Cereal and exhausted coffee wastes (CECW) were obtained from the manufacturing process of soluble coffee products (simplified scheme in Figure 1) from the Avanca factory (40°80′51″N 8°57′52″W), one of three Nestlé Portugal's factories. Cereal and exhausted coffee wastes are made of bulk barley (54%), roasted dehydrated chicory (25%), malted barley (10%), roasted coffee (8%), and rye (3%). The 10 fresh samples, collected along the experimental runs, were conditioned in 5 kg plastic containers.
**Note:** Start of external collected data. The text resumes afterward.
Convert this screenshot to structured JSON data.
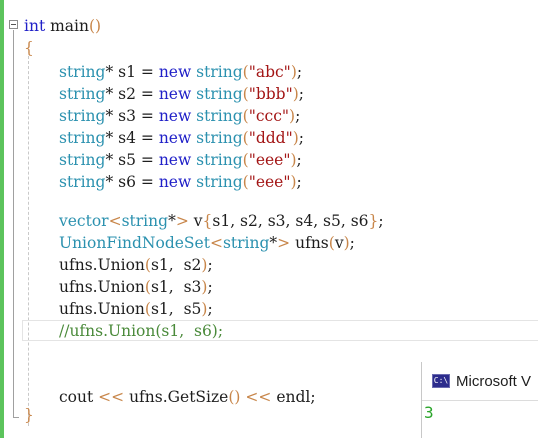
{
  "editor": {
    "lines": {
      "l1_kw": "int",
      "l1_fn": " main",
      "l1_paren": "()",
      "l2_brace": "{",
      "decl": [
        {
          "type": "string",
          "var": "* s1 = ",
          "kw": "new",
          "ctor": " string",
          "open": "(",
          "str": "\"abc\"",
          "close": ")",
          "end": ";"
        },
        {
          "type": "string",
          "var": "* s2 = ",
          "kw": "new",
          "ctor": " string",
          "open": "(",
          "str": "\"bbb\"",
          "close": ")",
          "end": ";"
        },
        {
          "type": "string",
          "var": "* s3 = ",
          "kw": "new",
          "ctor": " string",
          "open": "(",
          "str": "\"ccc\"",
          "close": ")",
          "end": ";"
        },
        {
          "type": "string",
          "var": "* s4 = ",
          "kw": "new",
          "ctor": " string",
          "open": "(",
          "str": "\"ddd\"",
          "close": ")",
          "end": ";"
        },
        {
          "type": "string",
          "var": "* s5 = ",
          "kw": "new",
          "ctor": " string",
          "open": "(",
          "str": "\"eee\"",
          "close": ")",
          "end": ";"
        },
        {
          "type": "string",
          "var": "* s6 = ",
          "kw": "new",
          "ctor": " string",
          "open": "(",
          "str": "\"eee\"",
          "close": ")",
          "end": ";"
        }
      ],
      "vec_type": "vector",
      "vec_lt": "<",
      "vec_inner": "string",
      "vec_star": "*",
      "vec_gt": ">",
      "vec_rest": " v",
      "vec_ob": "{",
      "vec_args": "s1, s2, s3, s4, s5, s6",
      "vec_cb": "}",
      "vec_end": ";",
      "uf_type": "UnionFindNodeSet",
      "uf_lt": "<",
      "uf_inner": "string",
      "uf_star": "*",
      "uf_gt": ">",
      "uf_rest": " ufns",
      "uf_op": "(",
      "uf_arg": "v",
      "uf_cp": ")",
      "uf_end": ";",
      "unions": [
        {
          "obj": "ufns.Union",
          "op": "(",
          "args": "s1,  s2",
          "cp": ")",
          "end": ";"
        },
        {
          "obj": "ufns.Union",
          "op": "(",
          "args": "s1,  s3",
          "cp": ")",
          "end": ";"
        },
        {
          "obj": "ufns.Union",
          "op": "(",
          "args": "s1,  s5",
          "cp": ")",
          "end": ";"
        }
      ],
      "comment": "//ufns.Union(s1,  s6);",
      "cout_a": "cout ",
      "cout_op1": "<<",
      "cout_b": " ufns.GetSize",
      "cout_p": "()",
      "cout_c": " ",
      "cout_op2": "<<",
      "cout_d": " endl;",
      "close_brace": "}"
    }
  },
  "console": {
    "icon_text": "C:\\",
    "title": "Microsoft V",
    "output": "3"
  },
  "colors": {
    "keyword": "#2020c8",
    "type": "#2b91af",
    "string": "#a31515",
    "comment": "#4a8a3a",
    "bracket": "#c8864a",
    "gutter_change": "#5cc45c",
    "console_output": "#2aa52a"
  }
}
After this procedure each lot was transported and delivered to the research unit for the experimental work development. The expedition of each lot occurs according to the assays running period (T1, T2, and T3). For the trial T1, the lot includes three samples; for the trial T2, four samples; and for the trial T3, three samples (all the samples are representative of the CECW generated in the industrial process). At the Lab facilities, the CECW samples were stored at 4°C for further characterization.

FIGURE 1

Figure 1. Simplified scheme of manufacturing process of soluble coffee products.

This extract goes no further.